Adrenoleukodystrophy (ALD) is a disease characterized by degradation of myelin in the central nervous system (CNS), and there are virtually no treatments. We have created a disease model for ALD in the small vertebrate organism zebrafish (Danio rerio). The mutant ALD zebrafish develop disease characteristics similar to human ALD patients. This includes motor dysfunction, very long chain fatty acid (VLCFA) accumulation, as well as CNS apoptosis and demyelination. Our goal is to identify possible treatments that slow or prevent disease progression in the ALD mutant zebrafish. We tested a library of 2560 FDA-approved drugs (Microsource Spectrum Collection).

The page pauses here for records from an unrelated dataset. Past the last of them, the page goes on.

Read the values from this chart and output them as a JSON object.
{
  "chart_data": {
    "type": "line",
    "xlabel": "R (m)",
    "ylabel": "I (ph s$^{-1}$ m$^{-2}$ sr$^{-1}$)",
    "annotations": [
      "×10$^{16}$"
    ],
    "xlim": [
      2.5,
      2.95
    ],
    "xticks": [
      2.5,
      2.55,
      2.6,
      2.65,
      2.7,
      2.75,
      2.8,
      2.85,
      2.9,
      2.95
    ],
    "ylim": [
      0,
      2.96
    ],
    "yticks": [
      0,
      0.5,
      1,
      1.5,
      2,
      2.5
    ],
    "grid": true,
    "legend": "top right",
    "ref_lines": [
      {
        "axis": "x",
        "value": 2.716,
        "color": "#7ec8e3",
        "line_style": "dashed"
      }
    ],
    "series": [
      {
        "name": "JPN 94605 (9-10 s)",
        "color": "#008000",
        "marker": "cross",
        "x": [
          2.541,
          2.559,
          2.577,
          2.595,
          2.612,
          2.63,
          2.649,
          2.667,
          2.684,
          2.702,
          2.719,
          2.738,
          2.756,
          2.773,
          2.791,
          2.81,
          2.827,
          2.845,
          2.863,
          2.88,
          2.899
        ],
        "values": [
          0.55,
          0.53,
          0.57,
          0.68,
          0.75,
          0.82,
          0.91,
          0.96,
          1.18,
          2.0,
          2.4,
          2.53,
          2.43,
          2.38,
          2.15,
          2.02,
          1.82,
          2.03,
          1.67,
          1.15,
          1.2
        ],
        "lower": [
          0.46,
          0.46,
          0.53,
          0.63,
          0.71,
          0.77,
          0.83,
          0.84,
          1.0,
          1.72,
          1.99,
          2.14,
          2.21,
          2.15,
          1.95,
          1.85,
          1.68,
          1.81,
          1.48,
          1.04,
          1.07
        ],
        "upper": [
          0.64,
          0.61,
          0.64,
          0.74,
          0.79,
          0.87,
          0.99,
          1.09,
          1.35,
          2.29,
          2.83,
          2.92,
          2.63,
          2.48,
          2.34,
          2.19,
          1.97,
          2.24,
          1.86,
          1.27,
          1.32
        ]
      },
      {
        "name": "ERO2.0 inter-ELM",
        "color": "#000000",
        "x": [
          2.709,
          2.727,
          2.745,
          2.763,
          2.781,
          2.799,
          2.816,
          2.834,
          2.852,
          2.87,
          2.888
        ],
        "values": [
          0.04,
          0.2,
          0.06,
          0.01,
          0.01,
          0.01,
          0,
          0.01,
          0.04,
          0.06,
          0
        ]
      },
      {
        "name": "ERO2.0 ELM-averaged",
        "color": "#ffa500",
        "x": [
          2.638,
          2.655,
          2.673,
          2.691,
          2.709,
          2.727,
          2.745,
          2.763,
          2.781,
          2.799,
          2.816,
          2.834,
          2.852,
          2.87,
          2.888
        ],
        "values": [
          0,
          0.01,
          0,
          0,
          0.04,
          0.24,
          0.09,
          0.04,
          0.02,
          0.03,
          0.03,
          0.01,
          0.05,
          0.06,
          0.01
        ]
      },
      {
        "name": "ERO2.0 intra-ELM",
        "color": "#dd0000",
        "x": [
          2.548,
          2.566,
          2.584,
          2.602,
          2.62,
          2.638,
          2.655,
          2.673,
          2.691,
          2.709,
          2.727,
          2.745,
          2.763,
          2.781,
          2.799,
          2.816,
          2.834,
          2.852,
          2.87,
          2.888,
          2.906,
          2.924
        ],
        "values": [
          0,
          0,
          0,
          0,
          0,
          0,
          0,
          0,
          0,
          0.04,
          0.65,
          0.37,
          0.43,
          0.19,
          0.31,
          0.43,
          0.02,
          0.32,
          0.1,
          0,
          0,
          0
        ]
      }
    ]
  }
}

Drugs were administered to fish as mixtures of four compounds and behavior was measured to assess motor function recovery. Promising compounds were then tested in a secondary behavior screen, consisting of testing individual compounds at a lower concentration. We identified four promising compounds for further testing. For each compound, we will measure VLCFA levels by administering drugs then testing whole fish extracts using tandem mass spectrometry. We will conduct TUNEL staining for apoptosis and Olig2:dsRed staining to count the number of oligodendrocyte precursor cells, which are indicative of myelin levels. Our intention is to take the most promising compound forward towards clinical trials.